Today is the tenth anniversary of me blogging about my cancer journey. On 17 April 2012, I was almost one year on from my initial diagnosis, still in severe pain from the huge operation I’d had months previously, still coming to terms with being told I was unlikely to live very long and still trying to make sense of my partner abruptly leaving me. I had recently started getting counselling from Cancer Focus. This was a godsend. But it was only for one hour a week. I was climbing the walls for most of the other 167. I spent many dark hours searching the internet for help with my predicament. I was looking in particular for something from or about men with cancer. But I found nothing much at all. Then I came across a blog by an American cancer patient. It was a revelation. Rick was expressing exactly how I felt. I read back through his previous posts. He spoke about cancer being a deeply disempowering disease. And how speaking out about it had been empowering for him.

This made so much sense to me. I knew that speaking about my experience privately with the counsellor was helping me. So I began to speak about cancer more openly with friends. But most people I tried to talk to about it were unwilling to engage. They tended to close down the conversation by assuring me that I would be alright. Something I regarded as unlikely to be true. I now appreciate that this was because cancer was too fearful a topic for them to pursue. In the end, I decided to emulate Rick Dancer and blog about my own experience. Unsurprisingly, in that first post I wrote about my fear and how everything seemed to have changed for the worse in my life. And with great trepidation, I pressed the button to publish it.

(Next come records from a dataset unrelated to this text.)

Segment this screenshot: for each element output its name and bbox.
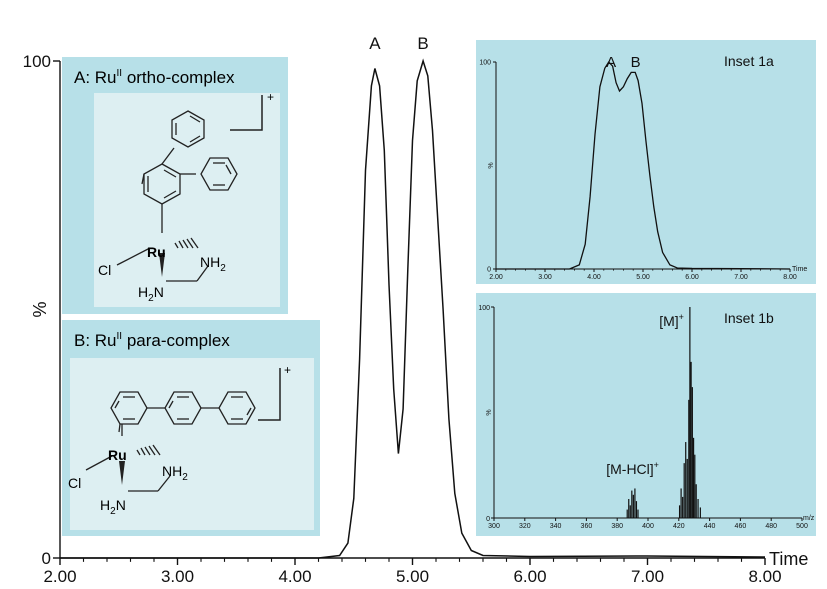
main-y-tick-label: 0 — [42, 549, 51, 568]
inset-1b-annotation-m: [M]+ — [659, 312, 684, 329]
main-x-tick-label: 4.00 — [278, 567, 311, 586]
panel-b-inner — [70, 358, 314, 530]
inset-1b-y-tick-label: 0 — [486, 516, 490, 523]
inset-1a-x-tick-label: 3.00 — [538, 274, 552, 281]
inset-1a-y-tick-label: 100 — [479, 59, 491, 66]
inset-1a-x-tick-label: 4.00 — [587, 274, 601, 281]
panel-a-h2n: H2N — [138, 284, 164, 304]
inset-1a-peak-label-b: B — [631, 54, 641, 71]
panel-a-nh2: NH2 — [200, 254, 226, 274]
inset-1a-series-line — [496, 60, 791, 270]
inset-1b-x-axis-label: m/z — [803, 515, 815, 522]
inset-1a-x-axis-label: Time — [792, 266, 807, 273]
inset-1b-background — [476, 293, 816, 536]
main-y-axis-label: % — [30, 301, 50, 317]
inset-1b-x-tick-label: 440 — [704, 523, 716, 530]
main-peak-label-a: A — [369, 34, 381, 53]
inset-1a-peak-label-a: A — [606, 54, 616, 71]
panel-a-cl: Cl — [98, 262, 111, 278]
panel-a-inner — [94, 93, 280, 307]
wedge-bond-a — [159, 253, 165, 277]
main-series-line — [60, 58, 766, 559]
main-x-tick-label: 6.00 — [513, 567, 546, 586]
panel-a-ru: Ru — [147, 244, 166, 260]
panel-b-h2n: H2N — [100, 497, 126, 517]
inset-1a-x-tick-label: 6.00 — [685, 274, 699, 281]
main-x-tick-label: 8.00 — [748, 567, 781, 586]
structure-panel-a: A: RuII ortho-complex — [62, 57, 288, 314]
inset-1b-x-tick-label: 300 — [488, 523, 500, 530]
inset-1a-x-tick-label: 5.00 — [636, 274, 650, 281]
main-x-tick-label: 3.00 — [161, 567, 194, 586]
inset-1b-x-tick-label: 320 — [519, 523, 531, 530]
inset-1b-panel: 300 320 340 360 380 400 420 440 460 480 500 0 100 m/z… — [476, 293, 816, 536]
inset-1b-x-tick-label: 420 — [673, 523, 685, 530]
inset-1a-background — [476, 40, 816, 284]
inset-1a-y-tick-label: 0 — [487, 266, 491, 273]
main-x-tick-label: 7.00 — [631, 567, 664, 586]
inset-1a-panel: 2.00 3.00 4.00 5.00 6.00 7.00 8.00 0 100 Time% A B I… — [476, 40, 816, 284]
panel-b-nh2: NH2 — [162, 463, 188, 483]
structure-panel-b: B: RuII para-complex — [62, 320, 320, 536]
panel-a-title: A: RuII ortho-complex — [74, 68, 235, 87]
inset-1b-x-tick-label: 360 — [581, 523, 593, 530]
inset-1a-x-tick-label: 7.00 — [734, 274, 748, 281]
panel-b-charge: + — [284, 363, 291, 377]
main-peak-label-b: B — [417, 34, 428, 53]
main-x-tick-label: 5.00 — [396, 567, 429, 586]
inset-1b-annotation-m-hcl: [M-HCl]+ — [606, 460, 659, 477]
panel-b-ru: Ru — [108, 447, 127, 463]
main-x-tick-label: 2.00 — [43, 567, 76, 586]
para-complex-structure — [85, 368, 281, 492]
inset-1b-x-tick-label: 340 — [550, 523, 562, 530]
inset-1a-x-tick-label: 8.00 — [783, 274, 797, 281]
inset-1b-y-axis-label: % — [486, 409, 493, 415]
panel-a-charge: + — [267, 90, 274, 104]
inset-1a-title: Inset 1a — [724, 53, 774, 69]
inset-1b-x-tick-label: 380 — [611, 523, 623, 530]
panel-b-title: B: RuII para-complex — [74, 331, 230, 350]
wedge-bond-b — [119, 461, 125, 485]
inset-1a-x-tick-label: 2.00 — [489, 274, 503, 281]
inset-1a-y-axis-label: % — [488, 162, 495, 168]
ortho-complex-structure — [116, 95, 263, 282]
inset-1b-x-tick-label: 500 — [796, 523, 808, 530]
main-x-axis-label: Time — [769, 549, 808, 569]
inset-1b-x-tick-label: 400 — [642, 523, 654, 530]
inset-1b-title: Inset 1b — [724, 310, 774, 326]
inset-1b-x-tick-label: 480 — [765, 523, 777, 530]
inset-1b-y-tick-label: 100 — [478, 305, 490, 312]
main-y-tick-label: 100 — [23, 52, 51, 71]
panel-b-cl: Cl — [68, 475, 81, 491]
inset-1b-x-tick-label: 460 — [735, 523, 747, 530]
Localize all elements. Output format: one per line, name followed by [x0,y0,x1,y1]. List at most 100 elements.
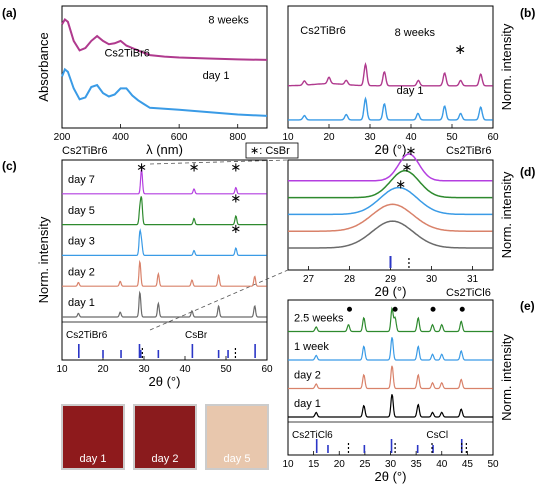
panel-label-d: (d) [520,165,535,179]
csbr-star: ∗ [230,160,241,175]
x-tick-label: 30 [385,459,397,470]
x-tick-label: 600 [171,132,188,143]
x-tick-label: 28 [344,274,356,285]
panel-b-plot: 10 20 30 40 50 60 2θ (°) Norm. intensity 8 weeks… [282,23,514,157]
series-label: day 3 [68,236,95,248]
sample-photos: day 1 day 2 day 5 [61,404,269,470]
x-tick-label: 40 [179,364,191,375]
x-axis-label: λ (nm) [146,142,183,157]
series-line [288,153,493,182]
series-line [288,61,493,87]
cscl-dot [392,306,398,312]
series-line [62,290,267,318]
x-tick-label: 40 [436,459,448,470]
photo-label: day 5 [224,453,251,465]
series-line [62,259,267,287]
panel-a-plot: 200 400 600 800 λ (nm) Absorbance 8 weeks day 1… [36,14,268,157]
x-tick-label: 50 [487,459,499,470]
csbr-star: ∗ [136,160,147,175]
csbr-star: ∗ [189,160,200,175]
x-tick-label: 15 [308,459,320,470]
series-line [288,203,493,232]
x-tick-label: 400 [112,132,129,143]
series-label: day 1 [294,398,321,410]
series-line [288,220,493,249]
x-tick-label: 40 [405,132,417,143]
csbr-star: ∗ [406,143,417,158]
x-tick-label: 35 [411,459,423,470]
y-axis-label: Norm. intensity [36,216,51,303]
series-label: day 1 [203,70,230,82]
series-label: day 1 [397,85,424,97]
csbr-star: ∗ [454,41,466,57]
chart-layer: 200 400 600 800 λ (nm) Absorbance 8 weeks day 1… [36,14,514,484]
panel-label-a: (a) [2,6,17,20]
x-axis-label: 2θ (°) [375,142,407,157]
x-tick-label: 29 [385,274,397,285]
csbr-star: ∗ [230,221,241,236]
x-tick-label: 20 [334,459,346,470]
csbr-star: ∗ [230,190,241,205]
x-tick-label: 27 [303,274,315,285]
x-tick-label: 45 [462,459,474,470]
panel-e-plot: 10 15 20 25 30 35 40 45 50 2θ (°) Norm. intensity 2… [282,306,514,484]
series-line [288,96,493,121]
mid-right-caption: Cs2TiBr6 [446,145,491,157]
x-axis-label: 2θ (°) [375,469,407,484]
photo-label: day 2 [152,453,179,465]
series-label: 2.5 weeks [294,313,344,325]
series-line [288,394,493,418]
series-line [288,337,493,361]
series-line [61,67,268,117]
series-label: day 5 [68,205,95,217]
y-axis-label: Norm. intensity [499,334,514,421]
csbr-legend: ∗: CsBr [250,145,290,157]
panel-label-b: (b) [520,6,535,20]
x-tick-label: 20 [323,132,335,143]
series-label: day 1 [68,297,95,309]
series-line [288,306,493,333]
x-tick-label: 30 [426,274,438,285]
x-tick-label: 50 [220,364,232,375]
series-line [288,169,493,199]
cscl-dot [347,306,352,312]
photo-square [205,404,269,470]
panel-c-frame [61,159,268,361]
y-axis-label: Absorbance [36,32,51,101]
photo-square [61,404,125,470]
series-line [288,365,493,390]
x-tick-label: 60 [487,132,499,143]
y-axis-label: Norm. intensity [499,171,514,258]
reference-label: CsBr [185,330,208,341]
x-tick-label: 800 [229,132,246,143]
reference-label: Cs2TiCl6 [292,430,333,441]
series-line [288,186,493,216]
series-line [62,228,267,256]
x-tick-label: 30 [364,132,376,143]
panel-a-frame [61,5,268,129]
x-tick-label: 50 [446,132,458,143]
top-left-caption: Cs2TiBr6 [62,145,107,157]
x-tick-label: 31 [467,274,479,285]
x-tick-label: 200 [54,132,71,143]
cscl-dot [430,306,436,312]
reference-label: Cs2TiBr6 [66,330,108,341]
csbr-star: ∗ [395,176,406,191]
x-tick-label: 10 [282,132,294,143]
panel-label-e: (e) [520,299,535,313]
panel-b-frame [287,5,494,129]
reference-label: CsCl [426,430,448,441]
series-label: 1 week [294,341,329,353]
x-tick-label: 10 [282,459,294,470]
photo-square [133,404,197,470]
series-line [62,196,267,226]
x-axis-label: 2θ (°) [149,374,181,389]
panel-c-plot: 10 20 30 40 50 60 2θ (°) Norm. intensity day 7 ∗ ∗… [36,160,273,389]
x-tick-label: 20 [97,364,109,375]
series-label: day 7 [68,174,95,186]
x-tick-label: 25 [359,459,371,470]
cscl-dot [459,306,465,312]
csbr-star: ∗ [401,160,412,175]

To date, I’ve published 340 blog posts, received 42,695 visits to my blog from readers all over the world, and gained thousands of positive comments. Over the past ten years, I’ve done my best to write openly and honestly about what has been happening in my life. These years have encompassed two recurrences, Stage 4 cancer and more big operations. But not only that. There has been so much more. They have also featured my dearest T, marriage, publishing success, poetry prizes and a lot of good health.

But the greatest accolades I’ve received have come in messages from many individuals living with the Big C, who have found something that spoke to them and was of help in their time of need. Having cancer is like joining a special club. When you are in it, you understand. And when you have been in it, you never forget. Looking ahead, I sincerely hope that this is a club I never have to rejoin.